Written by Uihyeok Jung, a former Leading Readers volunteer
A boy who hated English learning
I came from a city called Daegu in Korea, and hated learning English during elementary school. Back then, I thought I would never use English later in life. Now, I look back at that kid who hated foreign languages being suddenly dropped in the middle of a rural Nova Scotia and becoming one of the first Asian kids to attend school. It's all pretty wild to remember! It was 2012, when Gangnam Style was really big, and every kid would do the cliché Gangnam style dance. It was terrific!
Our family was a stereotypical working-class family. We didn’t have the financial capacity or time to provide for private English education. So, my siblings and I just learned English by simply being there. I don’t know when I started to really understand English, but one day it just ticked and I started to just understand everything. Perhaps It was because of the fact that I was linguistically isolated, and forced to be socialized in an English-speaking environment: making English friends, communicating, playing games together, etc. I mean, that would explain why I am more culturally and ideologically 'Canadian' than 'Korean' in comparison.

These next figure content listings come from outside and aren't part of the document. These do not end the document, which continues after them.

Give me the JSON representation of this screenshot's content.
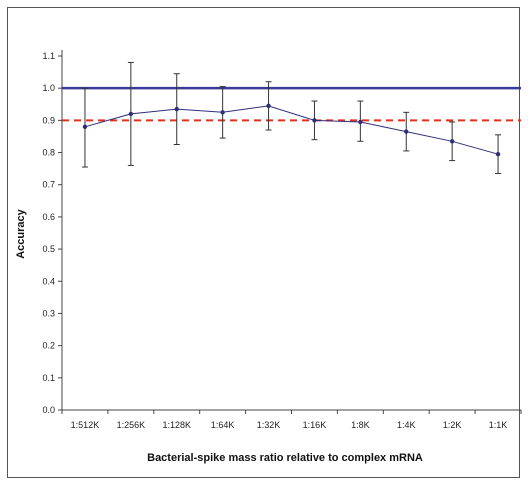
{
  "chart_data": {
    "type": "line",
    "title": "",
    "xlabel": "Bacterial-spike mass ratio relative to complex mRNA",
    "ylabel": "Accuracy",
    "categories": [
      "1:512K",
      "1:256K",
      "1:128K",
      "1:64K",
      "1:32K",
      "1:16K",
      "1:8K",
      "1:4K",
      "1:2K",
      "1:1K"
    ],
    "series": [
      {
        "values": [
          0.88,
          0.92,
          0.935,
          0.925,
          0.945,
          0.9,
          0.895,
          0.865,
          0.835,
          0.795
        ],
        "error_upper": [
          1.0,
          1.08,
          1.045,
          1.005,
          1.02,
          0.96,
          0.96,
          0.925,
          0.895,
          0.855
        ],
        "error_lower": [
          0.755,
          0.76,
          0.825,
          0.845,
          0.87,
          0.84,
          0.835,
          0.805,
          0.775,
          0.735
        ],
        "color": "#2e2e7a"
      }
    ],
    "reference_lines": [
      {
        "value": 1.0,
        "style": "solid",
        "color": "#3a3a9a"
      },
      {
        "value": 0.9,
        "style": "dashed",
        "color": "#e0301e"
      }
    ],
    "yticks": [
      "0.0",
      "0.1",
      "0.2",
      "0.3",
      "0.4",
      "0.5",
      "0.6",
      "0.7",
      "0.8",
      "0.9",
      "1.0",
      "1.1"
    ],
    "ylim": [
      0,
      1.1
    ],
    "grid": false,
    "legend": "none"
  }
}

Becomes a teen teaching English reading
During the late years of high school, I found myself with a lot of free time and procrastinated all day at home. I was quite new in Spryfield, so I thought it would be best to volunteer locally in the area. Volunteering would not only serve my boredom but also help me to get used to the community and build volunteering experience for the future. I began my search at the Spryfield public library, and coincidentally that day was also the last day to apply for a program, called Leading Readers. I signed up immediately and got into the program.
The program taught me a lot about teaching, especially how to teach English to non-native speakers of the language. Being a Korean Canadian, I was naturally assigned to some Korean kids in the program to engage in literary activities while also learning English. I felt proud to provide the Korean kids in this community with an opportunity that I did not have, which is to learn English outside of public schooling. As a result of this program, I learned a lot of useful teaching methods for language learning and that led me to my tutoring side career.
Memories and lessons from Leading Readers
The best memory I can recall of the Leading Readers Program was the joy of teaching I had felt by the end of the program. Watching the improvements of the kids I’d worked with—their communication, grammar, and reading skills— was fulfilling. It may not be a specific memory, but watching their real linguistic growth and feeling that I'm making a difference—not only to society but for those kids as well—made me feel important.
One particular student I remember is Gyujin. Although he had a hard time focusing, both in-person and online, he definitely had the passion to read books that interested him. It was striking to see how well he read the books he had independently picked compared to the books I could find for him. Interests and likes are the driving factors for learning, especially for kids and young adults. So I advise other volunteers in this program to let the readers find books that they are interested in and drive your methods in guiding them with the reader’s interest upfront, rather than using the traditional methodology for teaching and leading.
Complications of online learning
Due to COVID-19 pandemic, the Leading Readers program eventually turned online. I must say, it was frustrating. The online library was very limited in books I could use and the readers book packages were not interesting to the readers. We were not well prepared for the online transition, which made the experience less valuable for both volunteers and readers.
A commitment to do more
Although the pandemic made the program more complicated for both volunteers and kids, Leadings Readers was nonetheless an awakening experience for me. I started to see the world with a more international point of view and I want to be more impactful to our society and beyond. Once the COVID-era ends in Canada, I plan on volunteering more actively—perhaps overseas, where help is most needed, or here locally to help out my fellow Nova Scotians.
Uihyeok Jung's story is one in a series of spotlights made for Volunteer Appreciation Week 2022, called When You Shine. Each shared story is an expression of the Library's appreciation for the many volunteers making our communities better every day.